As part of Ad Age’s weekly Marketer’s Brief podcast, on a monthly basis, we will explore the best and worst purpose marketing ads with Thomas Kolster, founder and creative director at Copenhagen-based Goodvertising Agency, which advises companies and organizations on how to turn environmental, societal and health risks into market opportunities. Below, Kolster's opinions on some recent campaigns.
Purpose marketing hits and misses
Volvo’s “For Life” global campaign from AKQA and Grey promotes the safety features of its vehicles by suggesting that people need to feel safe in order to endure challenges and reach high levels of human achievement. But in the context of the ad, that safety comes via support from family and friends. It features Swedish pop singer Seinabo Sey, skateboarder Sky Brown and Paralympian Liu Cuiqing— as well as a non-binary teenager who deals with nerves before a school dance.

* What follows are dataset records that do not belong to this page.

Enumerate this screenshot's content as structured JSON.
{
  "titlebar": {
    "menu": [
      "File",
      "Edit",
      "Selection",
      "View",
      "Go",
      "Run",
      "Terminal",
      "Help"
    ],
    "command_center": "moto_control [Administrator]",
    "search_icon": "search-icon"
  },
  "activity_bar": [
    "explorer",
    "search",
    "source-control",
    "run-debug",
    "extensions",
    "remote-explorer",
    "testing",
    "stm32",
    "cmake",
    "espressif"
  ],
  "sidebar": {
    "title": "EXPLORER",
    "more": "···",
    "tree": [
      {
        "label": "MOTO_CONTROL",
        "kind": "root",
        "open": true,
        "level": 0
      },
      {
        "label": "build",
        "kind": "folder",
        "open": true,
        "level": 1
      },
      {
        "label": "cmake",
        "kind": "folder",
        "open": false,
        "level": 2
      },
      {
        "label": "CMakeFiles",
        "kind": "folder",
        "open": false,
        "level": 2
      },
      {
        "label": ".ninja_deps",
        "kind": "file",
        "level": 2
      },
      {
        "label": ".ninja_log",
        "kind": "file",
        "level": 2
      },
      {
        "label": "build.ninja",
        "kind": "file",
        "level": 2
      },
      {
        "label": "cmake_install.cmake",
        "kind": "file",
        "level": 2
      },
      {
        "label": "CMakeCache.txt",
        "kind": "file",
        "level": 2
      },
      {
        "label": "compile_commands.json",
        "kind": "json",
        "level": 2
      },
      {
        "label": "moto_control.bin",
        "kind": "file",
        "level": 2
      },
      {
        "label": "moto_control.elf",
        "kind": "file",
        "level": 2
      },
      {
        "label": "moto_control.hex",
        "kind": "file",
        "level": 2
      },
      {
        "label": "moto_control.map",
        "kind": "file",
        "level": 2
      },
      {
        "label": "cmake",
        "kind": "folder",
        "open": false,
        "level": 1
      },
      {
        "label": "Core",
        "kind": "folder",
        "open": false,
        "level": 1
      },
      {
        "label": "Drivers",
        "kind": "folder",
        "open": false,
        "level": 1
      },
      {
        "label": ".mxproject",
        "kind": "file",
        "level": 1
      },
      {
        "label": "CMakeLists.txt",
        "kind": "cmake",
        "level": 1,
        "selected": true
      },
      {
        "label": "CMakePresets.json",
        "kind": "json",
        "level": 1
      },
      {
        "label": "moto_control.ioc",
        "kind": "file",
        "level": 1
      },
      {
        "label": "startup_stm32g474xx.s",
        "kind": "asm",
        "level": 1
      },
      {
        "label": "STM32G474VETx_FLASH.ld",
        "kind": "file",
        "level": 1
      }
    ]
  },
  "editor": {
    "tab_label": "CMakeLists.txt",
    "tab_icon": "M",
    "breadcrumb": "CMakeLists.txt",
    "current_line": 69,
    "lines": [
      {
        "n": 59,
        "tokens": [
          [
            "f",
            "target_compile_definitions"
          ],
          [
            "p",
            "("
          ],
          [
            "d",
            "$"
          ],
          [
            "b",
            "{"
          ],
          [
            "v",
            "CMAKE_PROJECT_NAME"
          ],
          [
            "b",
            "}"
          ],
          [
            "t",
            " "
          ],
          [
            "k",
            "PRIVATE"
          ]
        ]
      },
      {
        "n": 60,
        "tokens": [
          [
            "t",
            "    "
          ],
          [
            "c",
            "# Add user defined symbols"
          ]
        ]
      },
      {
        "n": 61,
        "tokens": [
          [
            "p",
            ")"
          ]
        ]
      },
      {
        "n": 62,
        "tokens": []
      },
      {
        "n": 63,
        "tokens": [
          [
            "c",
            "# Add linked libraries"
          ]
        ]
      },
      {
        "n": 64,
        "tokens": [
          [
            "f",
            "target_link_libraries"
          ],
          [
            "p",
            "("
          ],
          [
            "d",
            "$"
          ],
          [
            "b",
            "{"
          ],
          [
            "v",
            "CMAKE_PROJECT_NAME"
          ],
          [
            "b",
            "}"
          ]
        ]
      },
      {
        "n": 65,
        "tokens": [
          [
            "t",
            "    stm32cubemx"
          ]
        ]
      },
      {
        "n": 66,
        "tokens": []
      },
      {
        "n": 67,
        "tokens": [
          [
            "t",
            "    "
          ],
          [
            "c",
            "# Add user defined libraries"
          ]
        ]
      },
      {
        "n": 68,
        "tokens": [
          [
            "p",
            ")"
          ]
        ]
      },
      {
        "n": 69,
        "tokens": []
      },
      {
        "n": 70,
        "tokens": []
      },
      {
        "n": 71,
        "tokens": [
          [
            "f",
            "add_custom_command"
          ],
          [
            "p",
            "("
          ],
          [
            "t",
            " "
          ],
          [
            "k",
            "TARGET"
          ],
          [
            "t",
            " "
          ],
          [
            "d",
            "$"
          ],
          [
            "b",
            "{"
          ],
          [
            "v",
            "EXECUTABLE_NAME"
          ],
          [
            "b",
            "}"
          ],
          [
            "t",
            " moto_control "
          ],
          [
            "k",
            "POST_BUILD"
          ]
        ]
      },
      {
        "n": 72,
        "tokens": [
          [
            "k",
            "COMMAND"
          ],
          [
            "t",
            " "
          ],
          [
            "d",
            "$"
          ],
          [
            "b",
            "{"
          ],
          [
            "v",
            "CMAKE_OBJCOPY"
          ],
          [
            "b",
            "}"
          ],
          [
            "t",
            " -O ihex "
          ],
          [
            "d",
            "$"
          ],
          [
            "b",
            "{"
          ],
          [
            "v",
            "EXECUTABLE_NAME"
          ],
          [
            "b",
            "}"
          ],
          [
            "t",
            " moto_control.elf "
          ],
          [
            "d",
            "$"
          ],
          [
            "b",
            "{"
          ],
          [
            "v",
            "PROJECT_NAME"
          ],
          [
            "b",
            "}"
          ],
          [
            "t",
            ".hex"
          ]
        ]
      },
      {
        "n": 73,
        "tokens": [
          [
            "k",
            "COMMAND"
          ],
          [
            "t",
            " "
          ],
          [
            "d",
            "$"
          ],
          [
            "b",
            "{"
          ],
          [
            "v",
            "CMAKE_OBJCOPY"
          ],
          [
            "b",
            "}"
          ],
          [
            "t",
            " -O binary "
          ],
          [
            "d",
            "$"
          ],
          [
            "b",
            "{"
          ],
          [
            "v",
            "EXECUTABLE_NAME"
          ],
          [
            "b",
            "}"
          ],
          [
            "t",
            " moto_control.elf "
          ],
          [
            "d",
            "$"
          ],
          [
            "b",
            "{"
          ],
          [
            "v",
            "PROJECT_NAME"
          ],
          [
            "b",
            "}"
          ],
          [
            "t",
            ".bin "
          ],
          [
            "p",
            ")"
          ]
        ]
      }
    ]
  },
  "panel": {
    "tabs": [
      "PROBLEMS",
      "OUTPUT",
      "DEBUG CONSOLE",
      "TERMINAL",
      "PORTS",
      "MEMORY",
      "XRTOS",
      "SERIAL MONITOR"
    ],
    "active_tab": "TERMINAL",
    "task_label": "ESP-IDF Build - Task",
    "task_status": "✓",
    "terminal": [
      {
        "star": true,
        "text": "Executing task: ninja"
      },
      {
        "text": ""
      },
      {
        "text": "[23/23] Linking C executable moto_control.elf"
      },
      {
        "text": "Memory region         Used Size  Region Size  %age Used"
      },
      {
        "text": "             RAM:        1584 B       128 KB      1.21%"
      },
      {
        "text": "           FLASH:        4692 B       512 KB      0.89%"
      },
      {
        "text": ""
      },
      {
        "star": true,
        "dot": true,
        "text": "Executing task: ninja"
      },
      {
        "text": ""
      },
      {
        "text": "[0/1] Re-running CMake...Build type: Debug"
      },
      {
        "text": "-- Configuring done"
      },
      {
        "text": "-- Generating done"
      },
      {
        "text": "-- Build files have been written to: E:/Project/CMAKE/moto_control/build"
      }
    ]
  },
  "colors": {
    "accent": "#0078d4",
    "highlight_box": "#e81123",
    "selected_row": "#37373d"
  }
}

The message—“when you feel safe you can be truly free”—supports an ambitious pledge that Volvo set in 2007 that states “no one should be seriously injured or killed in a new Volvo car.” The automaker on its website concedes it has “yet to realize the goal, but we now know why. Focusing on innovations that understand what’s outside the car isn’t enough. We also need to better understand you, the driver inside.”
“I absolutely love the pivot,” Kolster said, referring to connecting car safety to bigger life moments. It successfully moves beyond normal auto safety ad clichés of parents protecting their children in cars to a bigger idea that “when you are safe, you can explore life,” he added, suggesting it “makes it a much more empowering and enabling platform.”
Volvo ran the campaign during the Oscars with an ad that spotlighted how behind-the-scenes Hollywood professionals keep movie-making safe.
Kolster is also a fan of a campaign from French train service Ouigo that talks about “going green without even trying” by spotlighting frivolous daily activities and connecting them to taking a train for only 16 Euros. One ad shows a couple taking a romantic shower together while another ad shows a mom unplugging her daughter's gaming console—as she throws a fit. French agency Rosa Paris is behind the ad.
The approach is “clever,” Kolster said—and shows how people can be environmental through simple acts.
Kolster gave mixed reviews to another transport ad—this one from the Swedish Västtrafik, whose spot promotes electric bus travel by visually depicting how it saves carbon emissions. The ad shows one of its buses next to fossil fuel-powered cars stacked on top of each other and another group of electric cars. Both sets of vehicles rise higher into the sky than the single bus—bar-chart style. The agency is Forsman & Bodenfors.The storytelling is “compelling,” but the ad is “not really telling me anything new,” Kolster said. “Because we know that taking the bus is better than driving your own electric car, or driving a fossil fuel car, so in that sense, I feel like they are wasting those 30 seconds.”
Gin brand Botanist sends the message that it “sustainably forages botanicals” in an ad that Kolster says is “a really good example of what not to do.”
“They just put all those words in there…without actually trying to ask themselves why does that matter,” he said.
He also does not like an ad from footwear brand Ekn that promotes “the world’s first shoe ever designed in Bangladesh and made in Europe.”
It begins by dispelling the premise that the world consists of “the smart ones and the others,” and ends by highlighting the designer of the shoe, who is from Bangladesh. The brand describes the effort like this: “We’ve moved beyond our comfort zone and found talent and subcultures exactly where they’re seldomly looked for. Their creativity and passion convinced and inspired us from the first moment on.”
The product and how it is made is “absolutely inspiring,” Kolster said. But the “ad isn’t really doing it any favors.”
“There are so many good stories you could tell” about the product and designer, “but it all gets lost in that beat and that track— and as captivating as it is, it is pulling us away from the bigger story.”
Another miss comes from Kraft, which plugs its peanut butter in Canada with an ad that promotes “Welcome Home” jars that are meant to appeal to immigrants. The jars feature language from their home countries while plugging a partnership with language learning brand Duolingo.
“These people seem more like actors than real people commenting on the peanut butter,” Kolster said. “It sort of just falls flat,” noting that while it is an honorable cause, the ad tries too hard.